Но это потом.
А пока Гоголь где-то достал рекомендательное письмо к Жуковскому неплохое начало карьеры. А пока Гоголь секретарствовал по разным департаментам и службам, причем, переписывал и перекладывал бумаги намного хуже своего Акакия Акакиевича, а потому нигде долго не задерживался. И когда в «Авторской исповеди» Гоголь напишет, что «мысль о службе его никогда не покидала» на каком бы то ни было месте или должности, то он, должно быть очень ловко слукавил.
Министерская служба требует министерского же послушания, канона, правила, чего в характере Гоголя нет и никогда не было.
Гоголь делает выбор.
Первый шаг к одиночеству в том, что Гоголь решил стать писателем; и в этом повинен не столько писательский зуд, который был у Гоголя в гимназии и заставлял его сочинительствовать под партой, это была возможность свободы.
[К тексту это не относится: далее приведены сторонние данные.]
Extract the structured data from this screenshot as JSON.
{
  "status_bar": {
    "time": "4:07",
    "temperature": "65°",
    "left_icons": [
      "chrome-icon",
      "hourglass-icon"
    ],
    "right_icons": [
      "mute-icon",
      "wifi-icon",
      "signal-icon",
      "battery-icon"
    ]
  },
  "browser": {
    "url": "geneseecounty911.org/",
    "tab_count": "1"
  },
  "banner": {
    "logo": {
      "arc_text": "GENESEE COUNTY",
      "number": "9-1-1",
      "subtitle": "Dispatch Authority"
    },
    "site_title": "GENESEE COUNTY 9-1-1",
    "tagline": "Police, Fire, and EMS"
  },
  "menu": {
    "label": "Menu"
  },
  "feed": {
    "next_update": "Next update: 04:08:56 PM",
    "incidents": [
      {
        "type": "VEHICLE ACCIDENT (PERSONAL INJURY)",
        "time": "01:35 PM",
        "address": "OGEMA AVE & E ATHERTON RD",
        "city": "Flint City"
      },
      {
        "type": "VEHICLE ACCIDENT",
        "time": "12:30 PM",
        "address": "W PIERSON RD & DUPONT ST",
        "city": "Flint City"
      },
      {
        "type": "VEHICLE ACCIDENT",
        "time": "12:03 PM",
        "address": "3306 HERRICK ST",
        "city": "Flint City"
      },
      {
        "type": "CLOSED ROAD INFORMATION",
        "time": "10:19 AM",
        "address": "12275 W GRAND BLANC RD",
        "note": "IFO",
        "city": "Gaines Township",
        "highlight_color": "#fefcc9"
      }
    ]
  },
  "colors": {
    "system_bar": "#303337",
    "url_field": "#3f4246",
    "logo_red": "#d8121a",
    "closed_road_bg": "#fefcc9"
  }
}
Впрочем, никем иным Гоголь и не мог быть; все остальное, что не относилось к писательству, делалось гоголем из рук вон плохо он был плохим секретарем, плохим профессором, плохим любым работником; даже плохим мыслителем слабым, как говорил Достоевский. Но то, что ему удавалось лучше всего его произведения оказалось ужасно плохо для России.
«Неужели и моя рожа крива?» крива, крива
* * *
Дотошный читатель гоголевских писем воскликнет: «Автор не прав! Он говорит, что Гоголь никого не любил и ни в кого не влюблялся. А ведь женщина все же была!» И приведет в пример письмо Гоголя к матери, где Гоголь писал о Ней, Незнакомке, Ангеле. «Поразительное блистание лица», «глаза, быстро пронзающие душу», «их жгучее сияние», «божество, облеченное слегка в человеческие страсти», «взглянуть на нее еще раз!..»
Хорош портрет, не так ли? И это у Гоголя, который не упустит даже пылинки на бекеше! А каков цвет глаз у героини? А волосы: длинные ли, короткие? А кожа: светлая, смуглая? А походка? А жесты? А стан? Куда это все подевалось? Друг Гоголя Данилевский, с кем он жил тогда на одной квартире, что-то не припоминает никаких жгучих страстей. К тому же Гоголь потратил мамины деньги больше тысячи нужно же было как-то выкручиваться. И в Любек поехал неизвестно зачем.
Впрочем, стоит ли об этом письме? стоит, и очень стоит: это единственное письмо, в котором Гоголь признается, что страстно влюблен в кого-то (пусть даже этот человек и вымышлен). Если и говорить о дикости гоголевского одиночества то она в исключении из жизни любви и страсти.
Почему в жизни Гоголя не было женщин? это сегодня, на излете ХХ века, самый интересный вопрос в силу своей «желтизны» и «жарености». И уж коль скоро мы заговорили об этом, то оставим на время первый шаг к одиночеству писательство, и примемся за второй комплекс Гоголя. В нашем отравленном сексуальной революцией сознании ныне укоренилось четыре обвинения Гоголю в разных патологиях (спасибо газете «Спид-Инфо» за это) некрофилия, гомосексуализм, импотенция и онанизм.
О «половой загадке Гоголя» заговорил еще Розанов, и он же намекнул: де-мол, у Гоголя в сочинениях нет ни одной живой девушки, а если и есть, то с какими-нибудь непременными уродствами. Зато покойницы сплошь красавицы. На основании этого делается «розановский» вывод: если Гоголь так живописует покойниц значит, у него влечение к трупам. Перенесите художественное воображение философа в реальную жизнь и мы получим Гоголя-монстра, рыскающего по моргу или разрывающему на кладбище могилы.
Этого, естественно, в реальности не было.
Было другое два страха. Один страх смерти, страх перед всем тем, что ее окружает, что является ее атрибутикой, пусть подчас и косвенной. Второй страх перед человеком, который может узнать некую гоголевскую тайну и огласить ее.
Такой тайной, как говорят, был гомосексуализм. Большую ценность для сторонников этого порока Гоголя представляют отношения писателя с художником А. А. Ивановым, который в начале 1840-х годов жил в Риме, как и Гоголь. По воспоминаниям, они часто запирались ото всех, никого не посвящали в свои планы (это, кстати, объясняется гораздо прозаичнее: Иванов писал с Гоголя эскизы, а Гоголь думал, как бы ему войти в «Явление Мессии» на правах персонажа). Их называли «неразлучной парочкой» лакомый кусочек для желтой прессы.
Мы же помним: Гоголь никогда никого не посвящал в свои планы и тайны; он даже не позволял себе откровенностей по поводу произведений, а уж личная жизнь, как, кстати, об этом свидетельствуют почти все биографа, оставалась совершенно закрытой и недоступной.